Keduanya secara resmi dilaporkan ke Polda Metro Jaya atas dugaan pencemaran nama baik dan fitnah melalui media elektronik.
Laporan ini dikonfirmasi langsung oleh Kabid Humas Polda Metro Jaya, Kombes Pol Budi Hermanto, yang membenarkan bahwa pihaknya telah menerima dua laporan terpisah yang menjadikan Roy Suryo dan Ahmad Khozinudin sebagai terlapor.
“Laporan pertama dari Profesor Eggi Sudjana, terlapornya Pak Roy Suryo dan Ahmad Khozinudin.
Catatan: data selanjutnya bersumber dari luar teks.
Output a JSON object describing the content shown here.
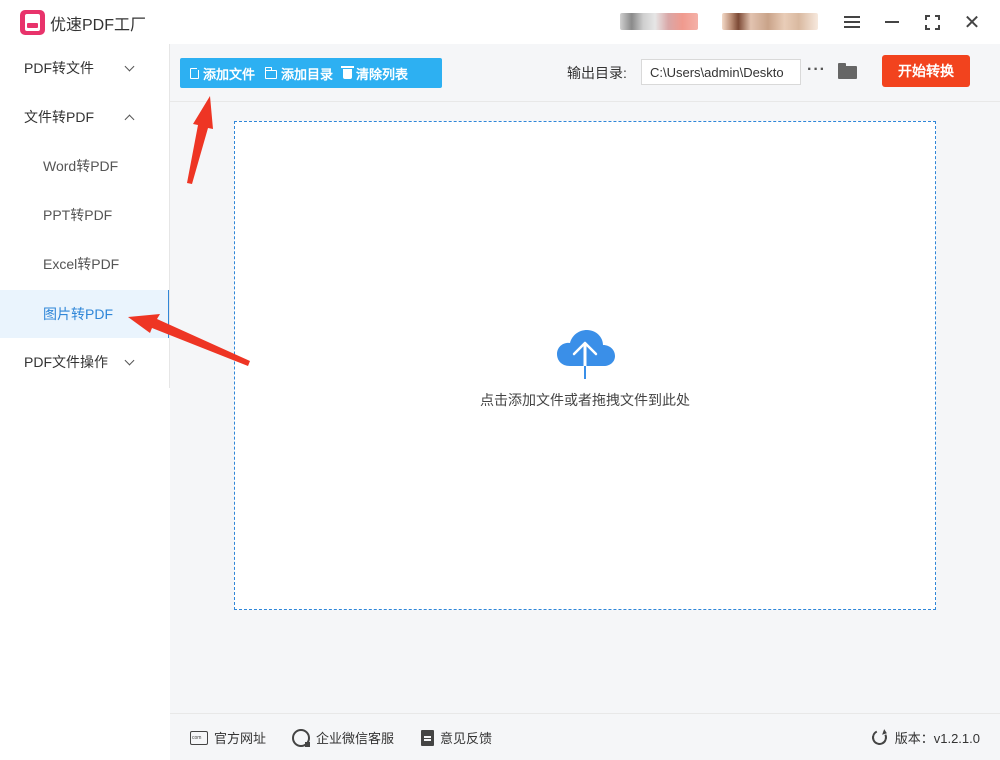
{
  "app": {
    "title": "优速PDF工厂",
    "logo_icon": "pdf-logo-icon",
    "brand_color": "#e8336b"
  },
  "window_controls": {
    "menu_icon": "hamburger-menu-icon",
    "minimize_icon": "minimize-icon",
    "maximize_icon": "maximize-icon",
    "close_icon": "close-icon"
  },
  "sidebar": {
    "items": [
      {
        "label": "PDF转文件",
        "expanded": false
      },
      {
        "label": "文件转PDF",
        "expanded": true,
        "children": [
          {
            "label": "Word转PDF",
            "active": false
          },
          {
            "label": "PPT转PDF",
            "active": false
          },
          {
            "label": "Excel转PDF",
            "active": false
          },
          {
            "label": "图片转PDF",
            "active": true
          }
        ]
      },
      {
        "label": "PDF文件操作",
        "expanded": false
      }
    ],
    "active_color": "#2f86d8"
  },
  "toolbar": {
    "add_file_label": "添加文件",
    "add_folder_label": "添加目录",
    "clear_list_label": "清除列表",
    "button_color": "#2db0f2",
    "output_label": "输出目录:",
    "output_path": "C:\\Users\\admin\\Deskto",
    "more_label": "···",
    "start_label": "开始转换",
    "start_color": "#f2431e"
  },
  "dropzone": {
    "hint": "点击添加文件或者拖拽文件到此处",
    "icon": "cloud-upload-icon",
    "icon_color": "#3a8fe8"
  },
  "footer": {
    "website_label": "官方网址",
    "service_label": "企业微信客服",
    "feedback_label": "意见反馈",
    "version_label": "版本：v1.2.1.0"
  },
  "annotations": {
    "arrow_color": "#ee3524"
  }
}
Adapun laporan ini tentang pencemaran nama baik ataupun fitnah melalui media elektronik,” kata Budi dalam keterangannya kepada wartawan, Kamis (29/1/2026).
Tak berhenti di situ, laporan kedua datang dari pengacara Damai Hari Lubis.
Namun, dalam laporannya, Damai secara spesifik hanya menargetkan Ahmad Khozinudin sebagai terlapor.
“Laporan kedua berasal dari Damai Hari Lubis yang melaporkan Ahmad Khozinudin tentang pencemaran nama baik, fitnah, serta pencemaran nama baik melalui media sosial,” sambung Budi sebagaimana dilansir Antara.
Penyebab dari laporan ini ternyata adalah pernyataan-pernyataan yang dianggap menyinggung dan merusak nama baik para pelapor.
Kombes Budi membeberkan isi dari tuduhan yang menjadi dasar laporan tersebut.
Menurutnya, para pelapor merasa difitnah dengan sebutan yang tidak pantas, termasuk tudingan sebagai pengkhianat hingga diistilahkan sebagai ‘tuyul-tuyul’.
“Hal tersebut disampaikan di dalam uraian, di mana disebutkan bahwa pelapor mendengar, membaca dan melihat adanya pernyataan pengkhianat, yang bersangkutan diduga pengkhianat dan merupakan tuyul-tuyul,” ujar Budi.
Pihak kepolisian kini bergerak cepat untuk menindaklanjuti kedua laporan tersebut.
Direktorat Reserse Kriminal Umum Polda Metro Jaya disebut tengah menyiapkan administrasi penyidikan dan akan segera melayangkan surat panggilan kepada Roy Suryo dan Ahmad Khozinudin.
“Diupayakan, kemungkinan di dalam minggu ini atau minggu depan sudah diagendakan (pemanggilan),” ungkap Budi, memberikan sinyal bahwa proses hukum akan segera berjalan.
Saat dikonfirmasi terpisah, Damai Hari Lubis membenarkan bahwa laporannya dipicu oleh pernyataan Ahmad Khozinudin yang dianggapnya sebagai fitnah dan hasutan, terutama terkait kunjungannya ke Solo beberapa waktu lalu.
“Dia (Khozinudin) bilang itu gara-gara saya ke sana (Solo), itu hasut namanya. Kok bisa-bisa ini nuduh kami? Ini (laporan) akibat itu,” kata Damai saat ditemui di Polda Metro Jaya.
Damai juga menegaskan bahwa laporannya merupakan entitas yang terpisah dari laporan yang dibuat oleh Eggi Sudjana, meskipun keduanya menyasar orang yang sama.
“Nomor sendiri, nomor laporan beda, kalau saya hanya Khozinudin, kalau bang Egi, Khozinudin plus Roy Suryo,” ujar Damai.
Atas perbuatannya, Roy Suryo dan Ahmad Khozinudin dilaporkan dengan sejumlah pasal berlapis, termasuk Pasal 433 dan/atau Pasal 434 UU Nomor 1 Tahun 2023 (KUHP Baru) serta Pasal 27A juncto Pasal 45 ayat (4) dan (6) UU Nomor 1 Tahun 2024 tentang Perubahan Kedua UU ITE.